How does Smart Stop Out in cTrader works?

The Smart Stop Out logic in cTrader provides maximum protection to trader’s accounts. This logic will replace cTrader’s Fair Stop Out logic because it uses a much more advanced algorithm.

If Margin Level, which is shown in the balance bar (see image below for references) falls below Smart Stop Out Level, then positions will start being closed until Margin Level reaches above Smart Stop Out.

The Smart Stop Out logic will only close what is absolutely necessary from the largest position in order to safely restore Margin Level and protect the position itself, the position entry point and the trading account for as long as possible.

An example how the Smart Stop Out functionality works:

Your account has the following properties:
Balance: $500
Leverage: 1:500
Smart Stop Out: 50%
Equity: $500

Your account opens two positions of:
BUY - 200,000 - USD/JPY
BUY - 50,000 - USD/JPY
Both positions have the same entry price.

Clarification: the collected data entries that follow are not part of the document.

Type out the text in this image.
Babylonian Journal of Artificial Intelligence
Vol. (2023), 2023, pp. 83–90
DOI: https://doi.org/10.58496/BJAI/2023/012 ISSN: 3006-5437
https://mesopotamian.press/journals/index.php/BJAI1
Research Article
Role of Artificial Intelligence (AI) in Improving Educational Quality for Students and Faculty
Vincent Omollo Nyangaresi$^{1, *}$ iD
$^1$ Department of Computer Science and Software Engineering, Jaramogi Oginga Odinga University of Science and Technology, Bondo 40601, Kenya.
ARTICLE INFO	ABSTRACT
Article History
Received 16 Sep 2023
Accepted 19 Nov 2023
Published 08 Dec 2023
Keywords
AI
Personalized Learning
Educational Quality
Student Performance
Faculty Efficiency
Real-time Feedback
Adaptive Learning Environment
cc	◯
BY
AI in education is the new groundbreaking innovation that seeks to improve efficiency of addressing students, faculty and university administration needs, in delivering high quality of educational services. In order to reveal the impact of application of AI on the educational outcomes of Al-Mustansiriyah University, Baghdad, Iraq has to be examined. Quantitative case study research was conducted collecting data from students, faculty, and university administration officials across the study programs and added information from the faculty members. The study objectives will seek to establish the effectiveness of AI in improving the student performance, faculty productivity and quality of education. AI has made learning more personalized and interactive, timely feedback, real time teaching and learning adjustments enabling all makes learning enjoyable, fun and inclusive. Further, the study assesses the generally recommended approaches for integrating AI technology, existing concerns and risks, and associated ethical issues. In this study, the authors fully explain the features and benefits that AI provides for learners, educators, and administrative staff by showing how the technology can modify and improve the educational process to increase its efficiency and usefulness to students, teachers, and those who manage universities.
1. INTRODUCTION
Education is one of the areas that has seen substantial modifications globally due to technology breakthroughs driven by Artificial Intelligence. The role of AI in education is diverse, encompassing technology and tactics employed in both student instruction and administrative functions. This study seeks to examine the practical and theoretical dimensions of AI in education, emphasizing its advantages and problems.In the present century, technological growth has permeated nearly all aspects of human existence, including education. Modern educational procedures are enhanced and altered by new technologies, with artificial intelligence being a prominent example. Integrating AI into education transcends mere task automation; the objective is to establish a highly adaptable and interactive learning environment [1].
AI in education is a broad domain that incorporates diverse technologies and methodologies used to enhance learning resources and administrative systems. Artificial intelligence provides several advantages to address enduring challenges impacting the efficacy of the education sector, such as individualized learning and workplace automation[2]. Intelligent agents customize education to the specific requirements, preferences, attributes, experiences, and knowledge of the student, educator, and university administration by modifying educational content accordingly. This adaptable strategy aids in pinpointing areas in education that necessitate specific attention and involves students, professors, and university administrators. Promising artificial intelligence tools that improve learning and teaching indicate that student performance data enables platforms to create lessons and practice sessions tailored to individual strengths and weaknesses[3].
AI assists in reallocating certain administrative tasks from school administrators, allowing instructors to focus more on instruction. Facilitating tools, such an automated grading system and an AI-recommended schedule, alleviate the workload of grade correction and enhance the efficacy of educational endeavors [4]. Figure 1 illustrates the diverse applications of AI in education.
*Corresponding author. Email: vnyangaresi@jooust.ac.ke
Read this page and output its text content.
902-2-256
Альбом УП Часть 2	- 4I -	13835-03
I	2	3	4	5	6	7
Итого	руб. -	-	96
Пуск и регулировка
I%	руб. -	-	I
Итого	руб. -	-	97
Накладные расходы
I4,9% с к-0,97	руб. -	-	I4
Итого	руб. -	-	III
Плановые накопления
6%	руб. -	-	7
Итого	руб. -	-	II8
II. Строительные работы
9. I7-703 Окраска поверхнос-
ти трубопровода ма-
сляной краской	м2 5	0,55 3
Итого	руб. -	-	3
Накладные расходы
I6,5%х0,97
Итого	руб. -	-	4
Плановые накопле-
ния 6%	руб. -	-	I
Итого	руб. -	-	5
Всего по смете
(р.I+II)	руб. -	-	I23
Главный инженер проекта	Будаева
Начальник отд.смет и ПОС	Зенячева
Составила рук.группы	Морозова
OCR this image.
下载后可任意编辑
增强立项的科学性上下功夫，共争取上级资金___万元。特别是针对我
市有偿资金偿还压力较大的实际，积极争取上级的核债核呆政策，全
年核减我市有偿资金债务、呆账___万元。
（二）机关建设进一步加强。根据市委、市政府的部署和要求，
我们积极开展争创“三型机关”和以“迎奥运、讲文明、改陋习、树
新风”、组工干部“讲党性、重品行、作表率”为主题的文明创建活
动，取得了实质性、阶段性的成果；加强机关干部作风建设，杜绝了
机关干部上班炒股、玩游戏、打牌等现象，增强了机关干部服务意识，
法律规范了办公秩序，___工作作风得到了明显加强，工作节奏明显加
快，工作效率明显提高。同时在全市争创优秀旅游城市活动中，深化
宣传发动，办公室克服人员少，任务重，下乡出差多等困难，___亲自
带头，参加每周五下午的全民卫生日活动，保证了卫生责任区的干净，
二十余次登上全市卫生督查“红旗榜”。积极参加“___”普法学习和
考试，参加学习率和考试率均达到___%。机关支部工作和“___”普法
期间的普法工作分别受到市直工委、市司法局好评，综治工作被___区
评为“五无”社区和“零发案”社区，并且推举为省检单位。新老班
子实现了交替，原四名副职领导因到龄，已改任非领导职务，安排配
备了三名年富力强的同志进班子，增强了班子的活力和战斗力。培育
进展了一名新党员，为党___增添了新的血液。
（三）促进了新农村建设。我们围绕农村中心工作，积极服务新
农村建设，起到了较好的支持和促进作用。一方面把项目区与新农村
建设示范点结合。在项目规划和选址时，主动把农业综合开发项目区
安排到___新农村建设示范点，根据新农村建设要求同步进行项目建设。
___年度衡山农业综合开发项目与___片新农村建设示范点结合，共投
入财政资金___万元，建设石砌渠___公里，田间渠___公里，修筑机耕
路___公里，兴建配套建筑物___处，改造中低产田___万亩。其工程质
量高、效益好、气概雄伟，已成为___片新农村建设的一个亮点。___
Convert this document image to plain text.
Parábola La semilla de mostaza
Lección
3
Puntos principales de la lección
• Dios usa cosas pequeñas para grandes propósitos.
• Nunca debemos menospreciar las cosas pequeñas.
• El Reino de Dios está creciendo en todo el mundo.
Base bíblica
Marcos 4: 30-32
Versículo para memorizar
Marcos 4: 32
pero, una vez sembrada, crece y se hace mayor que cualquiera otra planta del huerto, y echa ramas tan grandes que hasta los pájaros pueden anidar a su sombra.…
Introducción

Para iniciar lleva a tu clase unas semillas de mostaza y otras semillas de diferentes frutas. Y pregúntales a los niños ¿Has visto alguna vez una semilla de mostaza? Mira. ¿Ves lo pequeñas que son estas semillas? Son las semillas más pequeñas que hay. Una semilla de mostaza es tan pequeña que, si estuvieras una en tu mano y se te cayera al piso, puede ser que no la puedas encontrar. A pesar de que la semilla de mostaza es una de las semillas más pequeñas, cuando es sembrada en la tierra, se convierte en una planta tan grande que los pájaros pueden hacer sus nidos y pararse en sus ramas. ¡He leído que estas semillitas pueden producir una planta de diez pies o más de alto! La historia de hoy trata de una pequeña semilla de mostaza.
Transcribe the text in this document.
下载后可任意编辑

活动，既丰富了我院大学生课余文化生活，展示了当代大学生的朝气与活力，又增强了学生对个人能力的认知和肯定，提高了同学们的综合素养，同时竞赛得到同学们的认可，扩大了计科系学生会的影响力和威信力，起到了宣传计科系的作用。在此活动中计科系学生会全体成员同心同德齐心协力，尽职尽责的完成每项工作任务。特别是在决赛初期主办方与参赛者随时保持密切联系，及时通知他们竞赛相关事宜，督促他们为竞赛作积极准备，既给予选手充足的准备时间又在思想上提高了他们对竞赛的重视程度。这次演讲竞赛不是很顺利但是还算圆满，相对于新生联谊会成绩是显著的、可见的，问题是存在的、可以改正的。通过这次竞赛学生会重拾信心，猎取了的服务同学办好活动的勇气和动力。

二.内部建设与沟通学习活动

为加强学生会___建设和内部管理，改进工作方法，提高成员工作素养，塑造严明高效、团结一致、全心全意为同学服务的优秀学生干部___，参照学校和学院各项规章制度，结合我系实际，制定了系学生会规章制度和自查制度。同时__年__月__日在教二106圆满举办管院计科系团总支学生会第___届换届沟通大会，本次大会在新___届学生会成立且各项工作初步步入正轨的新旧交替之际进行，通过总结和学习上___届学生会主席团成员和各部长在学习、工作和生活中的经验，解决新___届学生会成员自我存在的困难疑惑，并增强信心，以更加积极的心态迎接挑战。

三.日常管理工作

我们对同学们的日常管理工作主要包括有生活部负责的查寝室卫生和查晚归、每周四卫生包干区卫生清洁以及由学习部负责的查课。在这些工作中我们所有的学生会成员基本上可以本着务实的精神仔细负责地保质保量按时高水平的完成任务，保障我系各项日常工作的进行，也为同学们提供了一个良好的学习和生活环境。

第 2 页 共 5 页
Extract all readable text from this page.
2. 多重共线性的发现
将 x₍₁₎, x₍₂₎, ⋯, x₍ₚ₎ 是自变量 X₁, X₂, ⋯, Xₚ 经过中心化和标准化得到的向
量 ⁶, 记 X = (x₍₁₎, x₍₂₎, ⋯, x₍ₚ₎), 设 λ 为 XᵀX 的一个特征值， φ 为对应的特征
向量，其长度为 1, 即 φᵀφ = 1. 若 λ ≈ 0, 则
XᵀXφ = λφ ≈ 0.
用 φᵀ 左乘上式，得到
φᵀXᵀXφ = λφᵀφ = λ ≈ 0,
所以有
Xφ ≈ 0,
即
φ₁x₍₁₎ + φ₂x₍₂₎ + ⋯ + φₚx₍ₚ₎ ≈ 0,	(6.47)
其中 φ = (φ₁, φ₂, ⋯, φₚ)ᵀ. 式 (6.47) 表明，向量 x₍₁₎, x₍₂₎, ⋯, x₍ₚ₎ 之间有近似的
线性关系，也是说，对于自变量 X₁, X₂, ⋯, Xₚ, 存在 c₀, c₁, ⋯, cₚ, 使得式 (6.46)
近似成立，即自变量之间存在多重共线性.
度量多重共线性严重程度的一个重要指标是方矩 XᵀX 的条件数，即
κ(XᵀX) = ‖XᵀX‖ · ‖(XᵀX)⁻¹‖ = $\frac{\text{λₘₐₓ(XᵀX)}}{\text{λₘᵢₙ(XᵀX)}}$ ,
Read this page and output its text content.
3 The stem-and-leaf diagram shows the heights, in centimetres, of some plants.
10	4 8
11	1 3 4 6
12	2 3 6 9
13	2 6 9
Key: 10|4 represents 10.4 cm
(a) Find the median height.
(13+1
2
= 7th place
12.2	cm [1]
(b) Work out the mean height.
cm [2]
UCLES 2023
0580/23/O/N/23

The account will immediately be left with a 100% margin level. Once 100% margin level is reached, no more positions which require additional margin can be opened.

Once the price of USD/JPY falls by 10 Pips, the Margin Level will become 50% and will trigger the Smart Stop Out feature.

Calculation:
Pip value of 250,000 USDJPY: 2,500 JPY (24.67 USD)
Loss in Pips: 10.2
Unrealized P&L: 24.67 USD * 10.2 = 251.63 USD
Equity: 500 USD – 251.63 USD = 248.37 USD
Margin Level: 248.37 USD / 500 USD * 100% = 49.7%

Note: for simplicity's sake, we will not consider broker commissions and spread in this example in order to explain behavior of the Smart Stop Out functionality.

Once Smart Stop Out has been reached, cTrader will need to do something to restore the accounts Margin Level to be higher than Smart Stop Out. cTrader will partially close the largest position to release only the amount of margin necessary and nothing more, with the minor exception of rounding to the nearest 1,000 units.

In this case, the position of 200,000 USD/JPY will be modified to be 198,000 USD/JPY, by selling 2,000 USD/JPY.

Closing 2,000 USD/JPY at a loss of 10.2 Pips will cause a loss of $2.01. The loss reduces the amount of margin required to retain the position by $4. Below you will see how this event effects the account and the calculations used.

Balance: 497.99 USD

Calculation::
Pip value of 2,000 USDJPY: 0.19736 USD
Loss in Pips: 10.2
Loss: 0.19736 USD * 10.2 = 2.01 USD

Margin used of 248,000 USD/JPY: 496 USD
Unrealized P&L: 249.64 USD

Calculation:
Pip value of 100,000 USD/JPY: 1,000 JPY
Volume of open positions: 2.48 lots
Loss in Pips: 10.2

1,000 * 2.48 * 10.2 = 25,296 JPY

USDJPY rate: 101.33
Unrealized P&L: 25,296 JPY / 101.33 USDJPY = 249.64 USD

Equity = 248.35 USD

Calculation:
Balance: 497.99 USD
Unrealized P&L: 249.64 USD
Equity: 497.99 USD – 249.64 USD = 248.35 USD
Margin used: 496 USD

Margin Level = 248.35 USD / 496 USD = 50.07%

As a result, the account’s Margin Level has been increased to 50.07% which is just enough to be above Smart Stop Out Level with minimum impact on the trading account.